VERÓNICA (2017/2018) de Paco Plaza [Critique]

Évaluation du dossier : 3.5/5 []

À Madrid au début des années 1990, après avoir participé à une séance de spiritisme avec ses amies, une jeune fille est assaillie par des visions cauchemardesques. Bientôt une entité menace de s'en prendre à sa famille. Verónica s'inspire du seul cas d’activité paranormale officiellement reconnu par la police espagnole.


Proposant une captivante variation sur les thèmes de la hantise et de la possession démoniaque, Paco Plaza opère avec Verónica une incursion convaincante dans le vaste univers des films inspirés de faits réels.

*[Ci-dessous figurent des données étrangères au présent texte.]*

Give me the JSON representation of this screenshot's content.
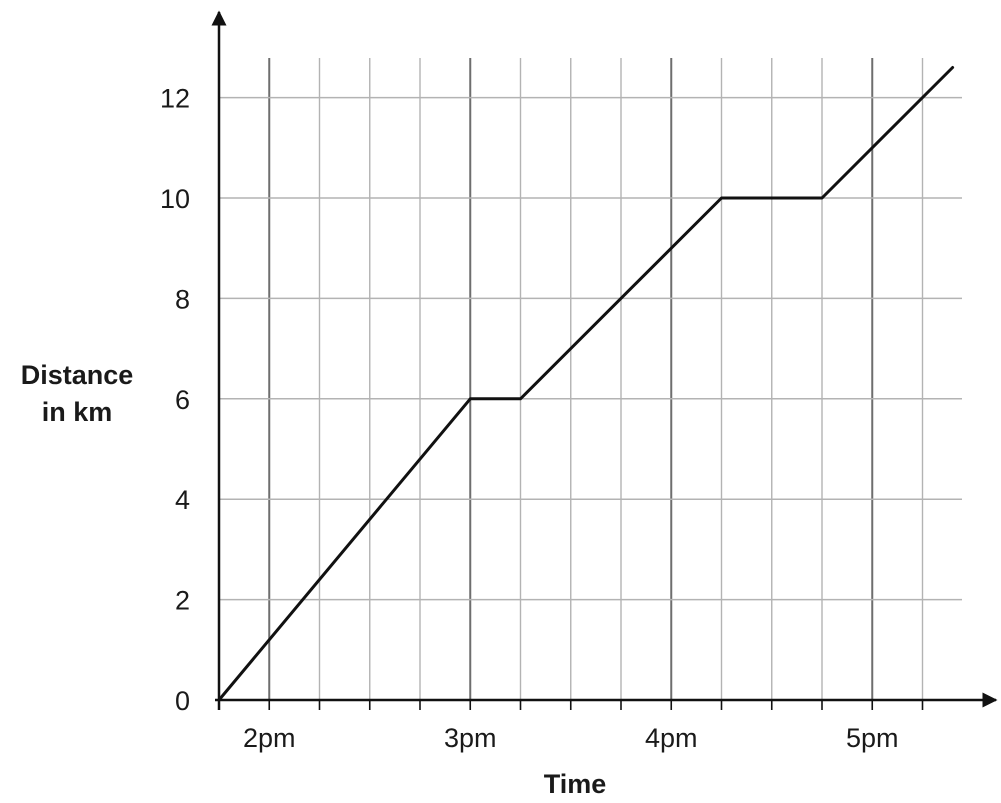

Paradoxalement, le co-réalisateur de [Rec] prend pas mal ses distances avec l'histoire source, seule affaire paranormale rapportée par la police espagnole. Ce qui n'a pas vraiment d'importance puisque, d'une part, Paco Plaza s'intéresse davantage à la destinée de cette adolescente qui croule sous les responsabilités familiales qu'au potentiel "train fantôme" de son sujet et parce que, d'autre part, croyant ou non et bien que cela semble peu probable, on n'est pas à l'abri du rapport de police rédigé au poste lors d'une soirée tapas et sangria. Mais admettons...


Verónica s'inspire de l'affaire Vallecas, lors de laquelle la police madrilène dû intervenir auprès d'une famille terrorisée et dont la visite de la maison allait au final les conduire à constater l'existence "de phénomènes en tous points inexplicables", comme souligné dans leur rapport. Paco Plaza reprend la main sur le scénario déjà bien avancé de Fernando Navarro (Muse) qui ne conserve qu'une infime partie de cette longue histoire qui aurait pu être scindée en deux volets, mais, finalement, compressée en un seul. En effet, dans la réalité, la séance de ouija à l'origine du drame se déroule en 1990 alors que l'appel des secours par la famille intervient plus de deux années plus tard après bien des péripéties. Ici, le traitement de l'affaire se focalise plus sur le phénomène de possession et de hantise – on ne peut pas vraiment parler de film d'exorcisme – que sur l'aspect maison hantée comme la deuxième partie de l'histoire "vraie" aurait pu le suggérer.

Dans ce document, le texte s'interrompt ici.